Ecce Ancilla Domini by Dante Gabriel Rossetti

“An Apple Gathering” was published in Christina Rossetti’s first collection of poetry, The Goblin Market and Other Poems (1862.) “The Goblin Market” is a longer poem about two sisters named Lizzie and Laura. Some goblins come along and try to entice the girls to eat their forbidden fruit. Lizzie passes but Laura tries it, gets hooked, needs saving to avoid the fate of off-stage cautionary tale, Jeanie, recovers thanks to her sister, and is redeemed.

Ecce Ancilla Domini by Dante Gabriel Rossetti

In “An Apple Gathering,” there are two girls named Lilian and Lilias. They’re obviously meant to recall to the reader Lizzie and Laura. Rather than being forbidden or tempting, in this poem apples represent wholesomeness; grace or the bounty earned of a good life. Rossetti expects that we equate the pairs of girls, but by changing names, we don’t know which of Lilian and Lilias gave in to the goblins. The idea is that once forgiven, the redeemed and the ever chaste are indistinguishable; such is the cleansing power of Christ. It’s very effective.

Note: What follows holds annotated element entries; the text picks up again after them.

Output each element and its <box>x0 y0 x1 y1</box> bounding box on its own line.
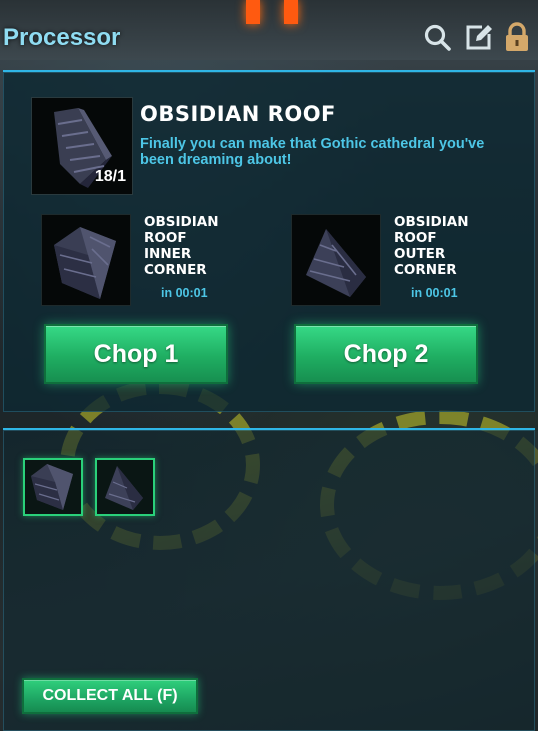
recipe-name: OBSIDIAN ROOF OUTER CORNER <box>394 214 469 278</box>
item-count: 18/1 <box>94 168 126 185</box>
chop-2-button[interactable]: Chop 2 <box>294 324 478 384</box>
obsidian-roof-outer-corner-icon <box>306 229 366 297</box>
recipe-outer-corner: OBSIDIAN ROOF OUTER CORNER in 00:01 <box>291 214 521 314</box>
chop-1-button[interactable]: Chop 1 <box>44 324 228 384</box>
obsidian-roof-inner-corner-icon <box>54 227 116 299</box>
item-thumbnail: 18/1 <box>31 97 133 195</box>
output-slot-inner-corner[interactable] <box>23 458 83 516</box>
lock-icon[interactable] <box>502 22 532 52</box>
item-description: Finally you can make that Gothic cathedr… <box>140 136 485 168</box>
recipe-thumbnail <box>41 214 131 306</box>
recipe-inner-corner: OBSIDIAN ROOF INNER CORNER in 00:01 <box>41 214 271 314</box>
recipe-thumbnail <box>291 214 381 306</box>
output-slot-outer-corner[interactable] <box>95 458 155 516</box>
collect-all-button[interactable]: COLLECT ALL (F) <box>22 678 198 714</box>
search-icon[interactable] <box>422 22 452 52</box>
edit-icon[interactable] <box>464 22 494 52</box>
item-name: OBSIDIAN ROOF <box>140 102 336 126</box>
recipe-time: in 00:01 <box>161 286 208 300</box>
recipe-time: in 00:01 <box>411 286 458 300</box>
obsidian-roof-outer-corner-icon <box>105 466 143 510</box>
processor-recipe-panel: 18/1 OBSIDIAN ROOF Finally you can make … <box>3 70 535 412</box>
window-title: Processor <box>3 24 121 51</box>
window-header: Processor <box>0 0 538 72</box>
obsidian-roof-inner-corner-icon <box>31 464 73 510</box>
recipe-name: OBSIDIAN ROOF INNER CORNER <box>144 214 219 278</box>
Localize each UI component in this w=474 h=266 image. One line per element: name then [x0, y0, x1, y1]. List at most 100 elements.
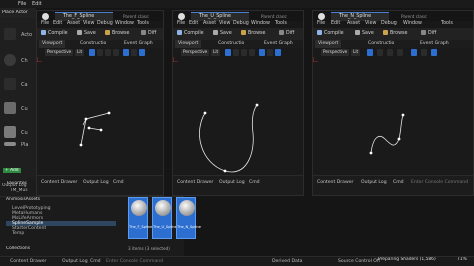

Apples’ use in story goes pretty far back. Christianity, of course. Eris set off the Trojan War with one. They’ve had time and exposure enough to carry all manner of meaning. Their use in poetry isn’t unique to either Dante or Christina, nor do they pop up in either’s work all that often, at least it’s not in the bits I’ve read. Christina’s poem is regarded as one of her best and Dante’s fragment showed a promising direction. He saw them as a tool to tempt men and she saw them as just rewards. Again, lots of poets have written about apples, but I saw “The Orchard-Pit” and immediately thought of “An Apple Gathering.” I can’t shake the suspicion that something extraordinary, indelible, and open to wildly divergent interpretations happened on a Rossetti family orchard trip.